Northern Canada a “rudderless ship,” NWT says
Conference participants urge feds to develop a vision for new, warmer Arctic
OTTAWA — Few people doubt that the Arctic is warming up. The issue has been well publicized, though poorly acted upon. The question that remains is: What can we do about global warming?
Participants at an Ottawa conference last week, organized by the Canadian Arctic Resources Committee, the Institute for Military and Strategic Studies and the Canadian Polar Commission, spent two days pondering the implications of global warming for the Canadian Arctic.
Conference participants — a grab-bag of government officials, military experts, researchers and northern leaders — said the federal government needs to develop a vision for the new, warmer Arctic.
They condemned the tendency of politicians to ignore the region until a crisis occurs.
Territorial leaders at the gathering slammed the federal government for its lack of attention to sovereignty and security in the Canadian Arctic.
“Is Nunavut on the federal radar screen?

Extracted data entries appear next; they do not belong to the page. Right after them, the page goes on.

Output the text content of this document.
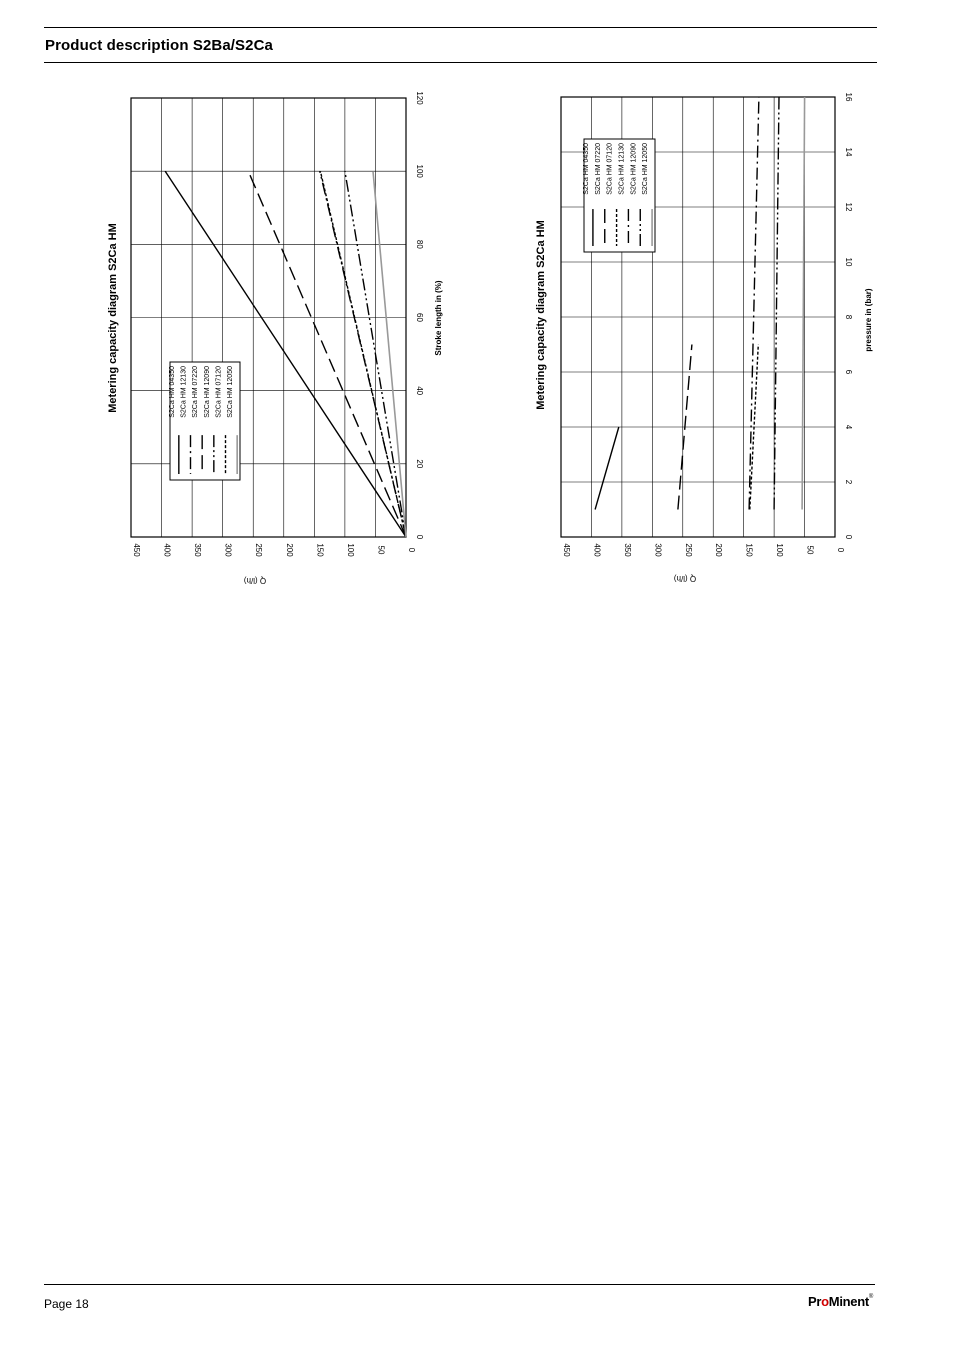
Product description S2Ba/S2Ca
450	400	350	300	250	200	150	100	50	0
0
20
40
60
80
100
120
Metering capacity diagram S2Ca HM	Stroke length in (%)
Q (l/h)
S2Ca HM 04350 S2Ca HM 12130 S2Ca HM 07220 S2Ca HM 12090 S2Ca HM 07120 S2Ca HM 12050
450	400	350	300	250	200	150	100	50	0
0
2
4
6
8
10
12
14
16
Metering capacity diagram S2Ca HM	pressure in (bar)
Q (l/h)
S2Ca HM 04350 S2Ca HM 07220 S2Ca HM 07120 S2Ca HM 12130 S2Ca HM 12090 S2Ca HM 12050
Page 18	ProMinent®
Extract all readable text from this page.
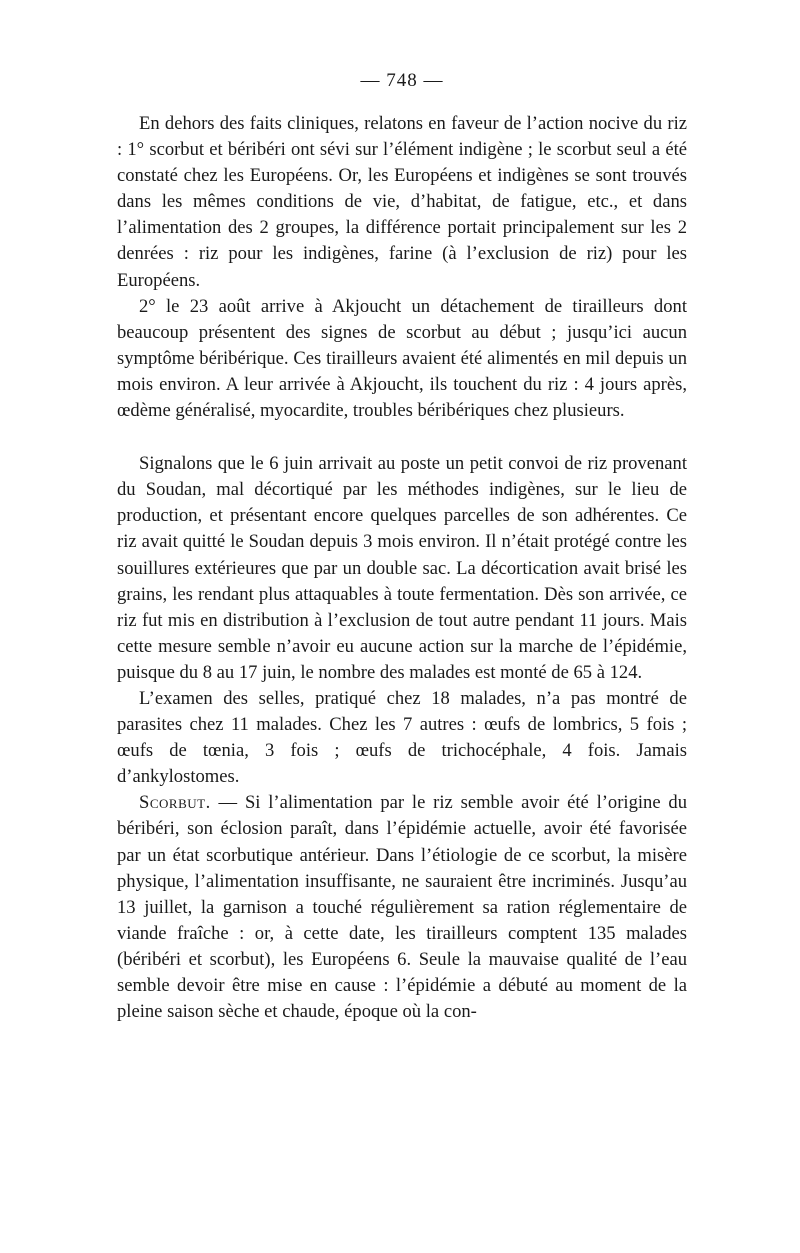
— 748 —

En dehors des faits cliniques, relatons en faveur de l’action nocive du riz : 1° scorbut et béribéri ont sévi sur l’élément indigène ; le scorbut seul a été constaté chez les Européens. Or, les Européens et indigènes se sont trouvés dans les mêmes conditions de vie, d’habitat, de fatigue, etc., et dans l’alimentation des 2 groupes, la différence portait principalement sur les 2 denrées : riz pour les indigènes, farine (à l’exclusion de riz) pour les Européens.

2° le 23 août arrive à Akjoucht un détachement de tirailleurs dont beaucoup présentent des signes de scorbut au début ; jusqu’ici aucun symptôme béribérique. Ces tirailleurs avaient été alimentés en mil depuis un mois environ. A leur arrivée à Akjoucht, ils touchent du riz : 4 jours après, œdème généralisé, myocardite, troubles béribériques chez plusieurs.

Signalons que le 6 juin arrivait au poste un petit convoi de riz provenant du Soudan, mal décortiqué par les méthodes indigènes, sur le lieu de production, et présentant encore quelques parcelles de son adhérentes. Ce riz avait quitté le Soudan depuis 3 mois environ. Il n’était protégé contre les souillures extérieures que par un double sac. La décortication avait brisé les grains, les rendant plus attaquables à toute fermentation. Dès son arrivée, ce riz fut mis en distribution à l’exclusion de tout autre pendant 11 jours. Mais cette mesure semble n’avoir eu aucune action sur la marche de l’épidémie, puisque du 8 au 17 juin, le nombre des malades est monté de 65 à 124.

L’examen des selles, pratiqué chez 18 malades, n’a pas montré de parasites chez 11 malades. Chez les 7 autres : œufs de lombrics, 5 fois ; œufs de tœnia, 3 fois ; œufs de trichocéphale, 4 fois. Jamais d’ankylostomes.

Scorbut. — Si l’alimentation par le riz semble avoir été l’origine du béribéri, son éclosion paraît, dans l’épidémie actuelle, avoir été favorisée par un état scorbutique antérieur. Dans l’étiologie de ce scorbut, la misère physique, l’alimentation insuffisante, ne sauraient être incriminés. Jusqu’au 13 juillet, la garnison a touché régulièrement sa ration réglementaire de viande fraîche : or, à cette date, les tirailleurs comptent 135 malades (béribéri et scorbut), les Européens 6. Seule la mauvaise qualité de l’eau semble devoir être mise en cause : l’épidémie a débuté au moment de la pleine saison sèche et chaude, époque où la con-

I don’t think so,” said Manitok Thompson, Nunavut’s minister of transportation and community government.
Thompson said Nunavut needs more infrastructure, including telecommunications systems, to deal with security, which may become a major concern as the Northwest Passage opens up to more sea traffic.
Joe Handley, finance minister for the Northwest Territories, said outside economic and environmental forces — not the needs of residents — determine what resources the North receives.
Although Canada has had an official northern foreign policy since 2000, there’s still no domestic policy for the North.
As a result, Handley said, Canada’s North is floundering, without direction, like a “rudderless ship.”
“Who’s looking at the big picture?” Handley asked. “Where are we going in the North?”
To better prepare for the future, conference participants recommended:
• High-level politicians develop a northern domestic policy, take a stand on Northern issues and stop leaving bureaucrats in charge;
• Cabinet should have a minister responsible solely for northern issues;
• The federal government support and involve residents of the North — particularly indigenous people — in decisions that affect them.
Sheila Watt-Cloutier, Canadian vice-president of the Inuit Circumpolar Conference, said southern politicians shouldn’t ignore Inuit when it comes to climate change.
Watt-Cloutier called for Inuit to be included in all policy decisions concerning climate change — as they have been on contaminant issues.
“The problem is, bureaucrats from the South have set the agenda,” said Franklyn Griffith, a political scientist from the University of Toronto who has studied the politics of the Northwest Passage.
“No one is asking Inuit what they think. I think there’s a mentality that isn’t open to Inuit.”
Griffith suggested Inuit and the Nunavut government make more noise about what goes on in their waters.
Practical ways to develop new policies could include activating the Nunavut Marine Council, which is called for in Article 15 of the Nunavut land claims agreement and giving this new board enough resources to do its job.
Most scientists now agree polar sea ice is retreating and that widespread ice cover in the Arctic could be gone by 2060.
They are also forecasting a temperature increase in the Canadian Arctic of between one and five degrees in the next 100 years.
This means that for most of the year, ships could travel from Europe to Asia through the Northwest Passage, cutting 10,000 km off the trip from London to Tokyo.
Some believe the Northeast Passage — the sea-lane above Russia — will prove easier to navigate, and that Canadian sovereignty over the seaway won’t be as urgent a question in the future.
But an open Arctic sea will certainly send circumpolar nations scurrying to divvy up the polar seabed and to stake a claim to its rich resources.
At the same time, the Arctic peoples and animals will be faced with a drastically different environment.